Panel Paper: Determinants of Video Gaming Terminal Adoption and Revenue: Evidence from Illinois

Thursday, November 2, 2017
New Orleans (Hyatt Regency Chicago)

*Names in bold indicate Presenter

Saied Toossi, Center for Policy Research and Pengju Zhang, Rutgers University, Newark

Lotteries and casinos are often adopted as a means of generating revenues for state and local governments. While much research has focused on these forms of gambling, the use of “non-casino” gambling machines—known as video gaming terminals (VGTs)—in the US context has garnered little attention. To date, seven states have legalized the use of these devices, the most recent case being Illinois, where VGTs were legalized statewide in 2009 and first came into operation in 2012. Since legalization, Illinois has become the national leader in both the number of VGTs in operation and the number of establishments hosting them (2016 State of the States: The AGA Survey of the Casino Industry). As of February 2017, there were 25,363 VGTs operating across 5,824 establishments in Illinois (Illinois Gaming Board).

Despite their expansion across the country, substantive analyses of VGTs at the municipal level have not been attempted in any of the seven states where non-casino devices are legal.

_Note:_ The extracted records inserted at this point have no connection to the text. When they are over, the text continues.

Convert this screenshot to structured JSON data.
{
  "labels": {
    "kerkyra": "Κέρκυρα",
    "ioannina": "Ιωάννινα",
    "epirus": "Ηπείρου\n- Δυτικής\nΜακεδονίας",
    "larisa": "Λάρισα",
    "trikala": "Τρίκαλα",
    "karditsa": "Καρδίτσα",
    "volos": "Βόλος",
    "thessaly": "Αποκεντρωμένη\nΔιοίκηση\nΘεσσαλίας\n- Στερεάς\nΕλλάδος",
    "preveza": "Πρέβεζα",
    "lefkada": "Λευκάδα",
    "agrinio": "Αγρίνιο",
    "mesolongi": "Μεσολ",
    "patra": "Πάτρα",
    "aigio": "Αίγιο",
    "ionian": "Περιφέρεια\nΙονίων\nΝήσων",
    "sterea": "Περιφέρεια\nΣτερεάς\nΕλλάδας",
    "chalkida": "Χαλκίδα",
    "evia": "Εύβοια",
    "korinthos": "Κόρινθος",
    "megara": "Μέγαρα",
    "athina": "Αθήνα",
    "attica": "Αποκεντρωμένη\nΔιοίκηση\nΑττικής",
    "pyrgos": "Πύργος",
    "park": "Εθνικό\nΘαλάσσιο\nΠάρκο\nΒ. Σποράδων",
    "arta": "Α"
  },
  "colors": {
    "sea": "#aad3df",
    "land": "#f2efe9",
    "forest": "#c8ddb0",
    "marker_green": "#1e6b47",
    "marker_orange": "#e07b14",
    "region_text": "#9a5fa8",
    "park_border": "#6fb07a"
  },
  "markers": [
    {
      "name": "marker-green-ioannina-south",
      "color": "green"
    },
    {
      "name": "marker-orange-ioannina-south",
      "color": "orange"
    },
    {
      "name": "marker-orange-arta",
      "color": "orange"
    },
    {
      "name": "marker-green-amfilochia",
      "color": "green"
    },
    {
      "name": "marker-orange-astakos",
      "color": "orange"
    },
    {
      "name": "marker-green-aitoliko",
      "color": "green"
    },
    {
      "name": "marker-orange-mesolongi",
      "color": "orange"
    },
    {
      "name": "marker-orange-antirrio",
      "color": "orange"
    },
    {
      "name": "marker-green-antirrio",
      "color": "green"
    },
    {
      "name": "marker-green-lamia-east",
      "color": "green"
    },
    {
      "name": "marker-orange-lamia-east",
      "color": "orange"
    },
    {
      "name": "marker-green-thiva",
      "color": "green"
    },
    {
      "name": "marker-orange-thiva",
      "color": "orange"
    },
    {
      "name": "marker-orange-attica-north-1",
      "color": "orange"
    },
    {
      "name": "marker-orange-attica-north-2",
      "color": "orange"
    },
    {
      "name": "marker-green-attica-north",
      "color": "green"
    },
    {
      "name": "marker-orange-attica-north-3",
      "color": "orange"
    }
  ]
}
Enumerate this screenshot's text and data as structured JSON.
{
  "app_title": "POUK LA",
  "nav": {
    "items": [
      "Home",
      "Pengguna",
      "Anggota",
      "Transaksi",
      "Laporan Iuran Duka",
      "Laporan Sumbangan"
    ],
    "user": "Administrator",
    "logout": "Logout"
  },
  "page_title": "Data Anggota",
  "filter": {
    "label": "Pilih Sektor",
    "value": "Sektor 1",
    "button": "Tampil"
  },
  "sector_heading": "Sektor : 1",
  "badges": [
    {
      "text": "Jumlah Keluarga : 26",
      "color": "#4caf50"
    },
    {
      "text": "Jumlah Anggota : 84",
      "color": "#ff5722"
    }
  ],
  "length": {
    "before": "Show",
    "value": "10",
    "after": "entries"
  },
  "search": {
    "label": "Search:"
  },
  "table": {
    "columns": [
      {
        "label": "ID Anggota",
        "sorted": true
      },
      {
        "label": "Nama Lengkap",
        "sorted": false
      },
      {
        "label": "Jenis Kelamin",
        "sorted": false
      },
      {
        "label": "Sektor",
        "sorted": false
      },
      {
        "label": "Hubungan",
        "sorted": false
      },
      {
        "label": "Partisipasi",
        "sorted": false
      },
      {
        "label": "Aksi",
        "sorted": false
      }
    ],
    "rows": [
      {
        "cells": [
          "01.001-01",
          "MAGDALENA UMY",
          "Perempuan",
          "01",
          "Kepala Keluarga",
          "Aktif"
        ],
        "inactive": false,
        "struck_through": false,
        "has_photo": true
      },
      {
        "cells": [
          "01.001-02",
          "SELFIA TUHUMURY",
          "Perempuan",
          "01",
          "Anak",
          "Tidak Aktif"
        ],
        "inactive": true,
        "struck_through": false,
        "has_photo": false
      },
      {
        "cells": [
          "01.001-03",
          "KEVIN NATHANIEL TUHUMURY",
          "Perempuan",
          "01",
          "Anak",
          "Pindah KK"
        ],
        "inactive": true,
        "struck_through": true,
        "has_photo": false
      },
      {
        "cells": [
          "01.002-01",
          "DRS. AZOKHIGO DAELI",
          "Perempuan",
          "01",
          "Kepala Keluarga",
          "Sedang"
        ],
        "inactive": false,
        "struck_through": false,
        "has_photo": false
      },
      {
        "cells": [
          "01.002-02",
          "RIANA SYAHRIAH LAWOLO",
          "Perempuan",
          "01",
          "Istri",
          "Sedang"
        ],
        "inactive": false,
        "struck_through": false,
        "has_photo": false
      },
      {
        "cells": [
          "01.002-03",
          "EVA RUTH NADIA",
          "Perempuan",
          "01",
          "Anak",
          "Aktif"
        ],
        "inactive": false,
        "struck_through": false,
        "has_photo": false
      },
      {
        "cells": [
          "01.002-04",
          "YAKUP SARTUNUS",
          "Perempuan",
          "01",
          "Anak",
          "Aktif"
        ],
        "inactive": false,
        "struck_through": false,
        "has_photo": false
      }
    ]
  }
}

Consequently, little is known about 1) the motivation behind VGT adoption and 2) the determinants of VGT revenue-generating capacity at the local level. This analysis seeks to fill this gap in the research and, in so doing, to inform the decisions of state and local policymakers who may be considering VGT legalization and adoption.

Towards that end, we construct a rich longitudinal dataset spanning four years using data from Illinois. As local governments are fully empowered to allow or prohibit VGTs in their jurisdictions, this setting provides substantial variation in both VGT adoption and local revenue across both jurisdictions and time. Using a two-part model and a rich set of controls, our identification strategy first identifies the predictors of VGT adoption among local jurisdictions and then, conditional on adoption, estimates the determinants of VGT revenues. To address possible sample selection bias and to check the robustness of our results, we alternatively consider Tobit and Heckman Selection models in our analysis. It is our hope that this study spurs more interest in this topic, for which there exists many avenues for further research.